I was lucky to bump into Atul Kochhar (2 Michelin starred chef) at an event who told me to give him a ring, which I did, and that landed me a week’s experience under chef Brinder Narula at Benares. I also emailed Allegra McEvedy (chef, broadcaster and writer) who called me back and invited me in. She was amazingly supportive and gave me a trial, then a job, she believed in me and let me do 2-3 shifts a week to fit around my kids.

Zoe quote 1

Talk through some of the challenges you faced along the way. 

The job is really physical! Especially for a 44 year old body. It’s hot, physical work and you’re in a very high pressure environment. You have to learn extremely quickly, take on a lot of information and be prepared to get things wrong. All this for minimum wage plus tips. Also a lot of people presumed I had had formal training and were surprised to learn that I hadn’t, which was a challenge in itself.

How do you feel about your current career, compared to how you felt in the one you left behind? 

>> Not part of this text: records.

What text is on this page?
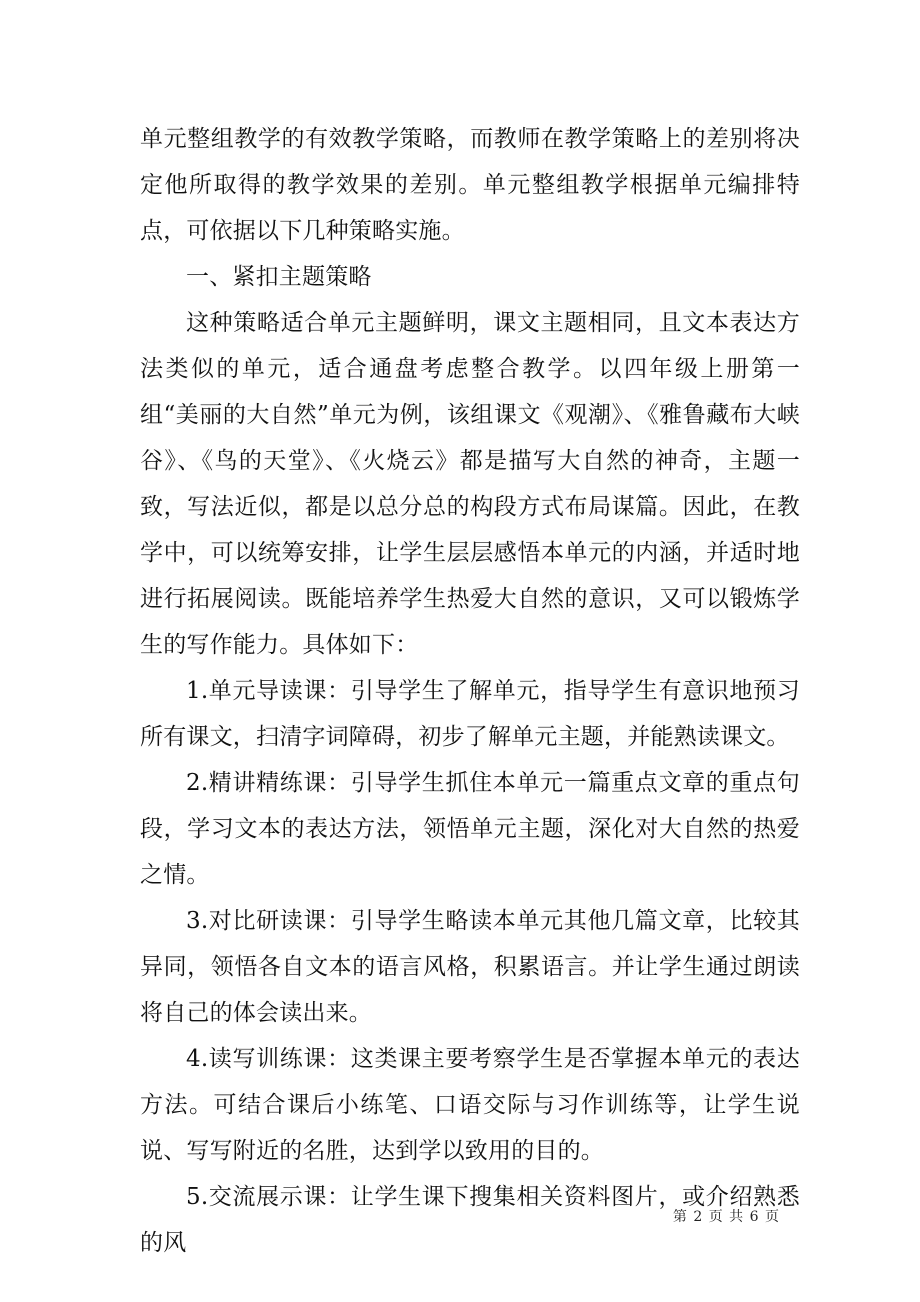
单元整组教学的有效教学策略，而教师在教学策略上的差别将决定他所取得的教学效果的差别。单元整组教学根据单元编排特点，可依据以下几种策略实施。

一、紧扣主题策略

这种策略适合单元主题鲜明，课文主题相同，且文本表达方法类似的单元，适合通盘考虑整合教学。以四年级上册第一组“美丽的大自然”单元为例，该组课文《观潮》、《雅鲁藏布大峡谷》、《鸟的天堂》、《火烧云》都是描写大自然的神奇，主题一致，写法近似，都是以总分总的构段方式布局谋篇。因此，在教学中，可以统筹安排，让学生层层感悟本单元的内涵，并适时地进行拓展阅读。既能培养学生热爱大自然的意识，又可以锻炼学生的写作能力。具体如下：

1.单元导读课：引导学生了解单元，指导学生有意识地预习所有课文，扫清字词障碍，初步了解单元主题，并能熟读课文。

2.精讲精练课：引导学生抓住本单元一篇重点文章的重点句段，学习文本的表达方法，领悟单元主题，深化对大自然的热爱之情。

3.对比研读课：引导学生略读本单元其他几篇文章，比较其异同，领悟各自文本的语言风格，积累语言。并让学生通过朗读将自己的体会读出来。

4.读写训练课：这类课主要考察学生是否掌握本单元的表达方法。可结合课后小练笔、口语交际与习作训练等，让学生说说、写写附近的名胜，达到学以致用的目的。

5.交流展示课：让学生课下搜集相关资料图片，或介绍熟悉的风

第 2 页 共 6 页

I love what I now do. I am immensely happy and get such a buzz from creating. I have learnt so much and proven that I am capable of more than I thought I could ever do. In addition I feel more confident doing my own catering for parties and new clients. To a certain extent I am my own boss and have incorporated more flexibility into my week, because I set times I can be at work, and now I get to drop off and pick up my kids from school. 

I used to clock watch and be desperate for the day to finish, whereas now I can’t wait for my shift to start.

What, if anything, do you miss about your previous career?

I miss some of the people I worked with, but that’s it. I wish I had taken the plunge years ago.

Zoe quote 2

What were some of the highlights you experienced when making your career change?

Meeting and working with such talented chefs. People booking me to cater for hen parties and birthdays, and loving the food I produced. People sending a message to the kitchen and telling me they loved their meal. And now being able to run the kitchen on my own. 

What have you learned about yourself through this process?

Three key things:

  1. I am better at cooking than I realised.
  2. I am much more excited by being creative and producing something, rather than sitting at a computer.
  3. I can listen and be told what to do when I want to learn. 

What advice would you give to someone who’s considering making a career change?

Just do it. Don’t wait around and if you need experience in a new area, then ask. I literally just chose people I wanted to work for and contacted them, incorporating my experience from my former career of winning new business.

And finally, what are you excited about over the next few months? 

I’ve just relocated to Bath, so I’m buying a new house and designing a dream kitchen from scratch. I’ll also be setting up a catering business down here and hopefully running small cookery classes from my home.